After PYYql (Clean YAML):

# hr_report.yaml - Employee hierarchy report with departments

# Define table aliases and map to actual DataFrame names
dependencies:
  emp: { table_name: employee, type: source }    # Employee master data
  mgr: { table_name: manager, type: source }     # Manager information  
  dept: { table_name: department, type: source } # Department details

# Define how tables should be joined (LEFT joins by default)
join_conditions:
  - ("emp", "mgr", "emp.manager_id", "mgr.manager_id")     # Employee to Manager
  - ("mgr", "dept", "mgr.department_id", "dept.department_id") # Manager to Department

# Apply business rules and data quality filters
filter_condition:
  - "dept.status == 1"           # Only active departments
  - "emp.emp_id IS NOT NULL"     # Data quality: no null employee IDs

# Select columns and provide business-friendly names
select:
  emp.emp_id: employee_id         # Employee identifier
  emp.emp_name: employee_name     # Employee full name
  mgr.manager_name: manager_name  # Direct manager name
  dept.department_name: department_name # Department name

# Sort results for consistent reporting
sort_condition:
  - "(dept.department_name, asc)"  # First by department
  - "(emp.emp_name, asc)"          # Then by employee name

Quick Start

Installation

pip install pyyql

Prerequisites

  • Python 3.7+
  • PySpark 3.0+
  • PyYAML (automatically installed)

Your First PYYql Query

1. Create your data transformation YAML (customer_orders.yaml):

# customer_orders.yaml - Customer order analysis report
constructed_table_name: customer_order_report  # Output table name

# Map business-friendly aliases to actual DataFrame keys
dependencies:
  customers: { table_name: customer_data, type: source }  # Customer master data
  orders: { table_name: order_data, type: source }        # Order transaction data

# Join customers with their orders
join_conditions:
  - ("customers", "orders", "customers.customer_id", "orders.customer_id")

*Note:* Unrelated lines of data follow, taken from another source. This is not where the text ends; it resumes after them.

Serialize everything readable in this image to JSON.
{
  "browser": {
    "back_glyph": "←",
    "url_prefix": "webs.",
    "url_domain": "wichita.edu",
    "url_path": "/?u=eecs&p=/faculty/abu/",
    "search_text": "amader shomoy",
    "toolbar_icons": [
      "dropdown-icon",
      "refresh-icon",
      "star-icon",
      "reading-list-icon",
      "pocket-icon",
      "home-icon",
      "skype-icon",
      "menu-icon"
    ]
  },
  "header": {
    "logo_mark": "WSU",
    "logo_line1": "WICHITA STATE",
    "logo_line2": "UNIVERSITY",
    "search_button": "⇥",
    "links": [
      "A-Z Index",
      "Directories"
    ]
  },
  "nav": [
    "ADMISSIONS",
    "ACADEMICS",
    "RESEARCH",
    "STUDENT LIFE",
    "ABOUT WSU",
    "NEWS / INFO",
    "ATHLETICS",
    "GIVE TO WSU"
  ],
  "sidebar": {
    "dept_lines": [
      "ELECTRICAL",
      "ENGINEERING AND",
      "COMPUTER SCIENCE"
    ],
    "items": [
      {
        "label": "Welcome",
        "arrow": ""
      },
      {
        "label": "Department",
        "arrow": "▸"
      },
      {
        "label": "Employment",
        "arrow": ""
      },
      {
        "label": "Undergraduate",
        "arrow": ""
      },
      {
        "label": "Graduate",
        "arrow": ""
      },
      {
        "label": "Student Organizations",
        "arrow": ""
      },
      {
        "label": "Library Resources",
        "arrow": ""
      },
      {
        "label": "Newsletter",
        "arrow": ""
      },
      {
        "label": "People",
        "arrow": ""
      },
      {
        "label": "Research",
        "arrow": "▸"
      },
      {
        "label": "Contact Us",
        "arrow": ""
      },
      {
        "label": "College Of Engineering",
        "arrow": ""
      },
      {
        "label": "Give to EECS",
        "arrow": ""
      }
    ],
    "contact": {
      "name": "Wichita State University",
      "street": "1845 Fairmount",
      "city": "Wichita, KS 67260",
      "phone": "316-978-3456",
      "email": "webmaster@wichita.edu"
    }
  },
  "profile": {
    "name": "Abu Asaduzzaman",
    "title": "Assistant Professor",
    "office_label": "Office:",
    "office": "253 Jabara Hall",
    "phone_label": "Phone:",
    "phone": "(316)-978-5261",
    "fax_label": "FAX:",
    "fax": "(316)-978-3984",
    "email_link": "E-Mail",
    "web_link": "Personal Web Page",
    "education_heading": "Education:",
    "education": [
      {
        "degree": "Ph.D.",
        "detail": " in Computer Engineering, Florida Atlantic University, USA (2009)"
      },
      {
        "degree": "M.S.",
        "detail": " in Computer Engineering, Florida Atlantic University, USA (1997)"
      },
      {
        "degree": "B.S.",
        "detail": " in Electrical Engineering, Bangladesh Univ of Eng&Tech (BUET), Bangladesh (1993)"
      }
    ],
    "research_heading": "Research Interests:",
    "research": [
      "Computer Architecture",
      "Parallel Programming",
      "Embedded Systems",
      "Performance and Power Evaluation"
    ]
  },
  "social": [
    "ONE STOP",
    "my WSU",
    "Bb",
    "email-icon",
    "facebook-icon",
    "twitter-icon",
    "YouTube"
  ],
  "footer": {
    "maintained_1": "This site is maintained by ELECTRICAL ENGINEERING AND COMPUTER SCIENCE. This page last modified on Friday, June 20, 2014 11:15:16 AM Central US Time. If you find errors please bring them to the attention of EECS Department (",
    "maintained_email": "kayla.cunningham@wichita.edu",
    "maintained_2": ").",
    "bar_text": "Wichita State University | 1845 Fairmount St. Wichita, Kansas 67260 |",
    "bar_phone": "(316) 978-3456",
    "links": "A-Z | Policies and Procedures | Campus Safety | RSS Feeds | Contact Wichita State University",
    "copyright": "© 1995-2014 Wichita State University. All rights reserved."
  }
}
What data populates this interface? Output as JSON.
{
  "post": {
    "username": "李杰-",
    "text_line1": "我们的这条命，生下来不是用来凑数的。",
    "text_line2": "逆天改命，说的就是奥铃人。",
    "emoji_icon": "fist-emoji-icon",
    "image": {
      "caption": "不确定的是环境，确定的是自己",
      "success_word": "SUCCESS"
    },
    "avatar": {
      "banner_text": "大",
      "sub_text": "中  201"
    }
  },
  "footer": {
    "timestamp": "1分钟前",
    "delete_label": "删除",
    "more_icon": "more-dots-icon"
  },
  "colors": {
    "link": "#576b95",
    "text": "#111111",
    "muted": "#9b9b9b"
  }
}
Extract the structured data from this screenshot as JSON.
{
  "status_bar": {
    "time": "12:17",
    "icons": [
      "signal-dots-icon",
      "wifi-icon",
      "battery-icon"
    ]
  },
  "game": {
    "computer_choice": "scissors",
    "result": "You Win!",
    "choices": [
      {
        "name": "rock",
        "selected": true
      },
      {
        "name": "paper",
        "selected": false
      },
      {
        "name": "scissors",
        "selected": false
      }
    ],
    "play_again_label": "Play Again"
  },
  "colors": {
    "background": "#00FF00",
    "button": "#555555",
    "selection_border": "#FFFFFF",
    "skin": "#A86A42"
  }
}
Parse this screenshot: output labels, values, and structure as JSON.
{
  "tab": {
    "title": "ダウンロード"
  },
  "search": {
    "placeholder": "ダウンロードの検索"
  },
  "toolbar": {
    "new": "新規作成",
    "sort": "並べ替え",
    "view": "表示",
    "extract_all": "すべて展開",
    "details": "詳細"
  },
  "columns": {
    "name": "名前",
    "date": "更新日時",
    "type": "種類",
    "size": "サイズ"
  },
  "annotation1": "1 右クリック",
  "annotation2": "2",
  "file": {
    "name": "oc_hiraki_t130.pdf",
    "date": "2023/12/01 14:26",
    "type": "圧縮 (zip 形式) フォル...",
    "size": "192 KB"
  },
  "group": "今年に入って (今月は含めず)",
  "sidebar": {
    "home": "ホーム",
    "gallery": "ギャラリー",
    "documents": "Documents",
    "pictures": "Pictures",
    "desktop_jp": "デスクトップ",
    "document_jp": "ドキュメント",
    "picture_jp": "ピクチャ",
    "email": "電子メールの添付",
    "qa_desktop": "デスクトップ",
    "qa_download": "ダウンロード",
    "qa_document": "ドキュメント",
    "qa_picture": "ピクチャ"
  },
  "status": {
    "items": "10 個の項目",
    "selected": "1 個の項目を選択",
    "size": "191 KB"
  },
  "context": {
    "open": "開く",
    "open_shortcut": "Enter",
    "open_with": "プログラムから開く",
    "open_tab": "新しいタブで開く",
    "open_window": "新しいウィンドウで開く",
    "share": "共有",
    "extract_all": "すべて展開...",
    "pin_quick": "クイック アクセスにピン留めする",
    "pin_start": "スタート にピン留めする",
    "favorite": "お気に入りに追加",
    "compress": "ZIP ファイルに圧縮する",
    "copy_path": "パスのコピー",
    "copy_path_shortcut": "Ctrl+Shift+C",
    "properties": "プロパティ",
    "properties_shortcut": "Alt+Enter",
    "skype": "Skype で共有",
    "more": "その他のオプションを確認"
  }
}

# Select relevant columns with business-friendly names
select:
  customers.customer_name: customer_name  # Customer full name
  customers.email: email                  # Contact email
  orders.order_total: amount             # Order value
  orders.order_date: date                # When order was placed

# Apply business filters
filter_condition:
  - "orders.order_total > 100"  # High-value orders only

# Sort by most recent orders first
sort_condition:
  - "(orders.order_date, desc)"

2. Execute with Python:

from pyspark.sql import SparkSession
from pyyql import YQL

# Initialize Spark
spark = SparkSession.builder.appName("PYYql Demo").getOrCreate()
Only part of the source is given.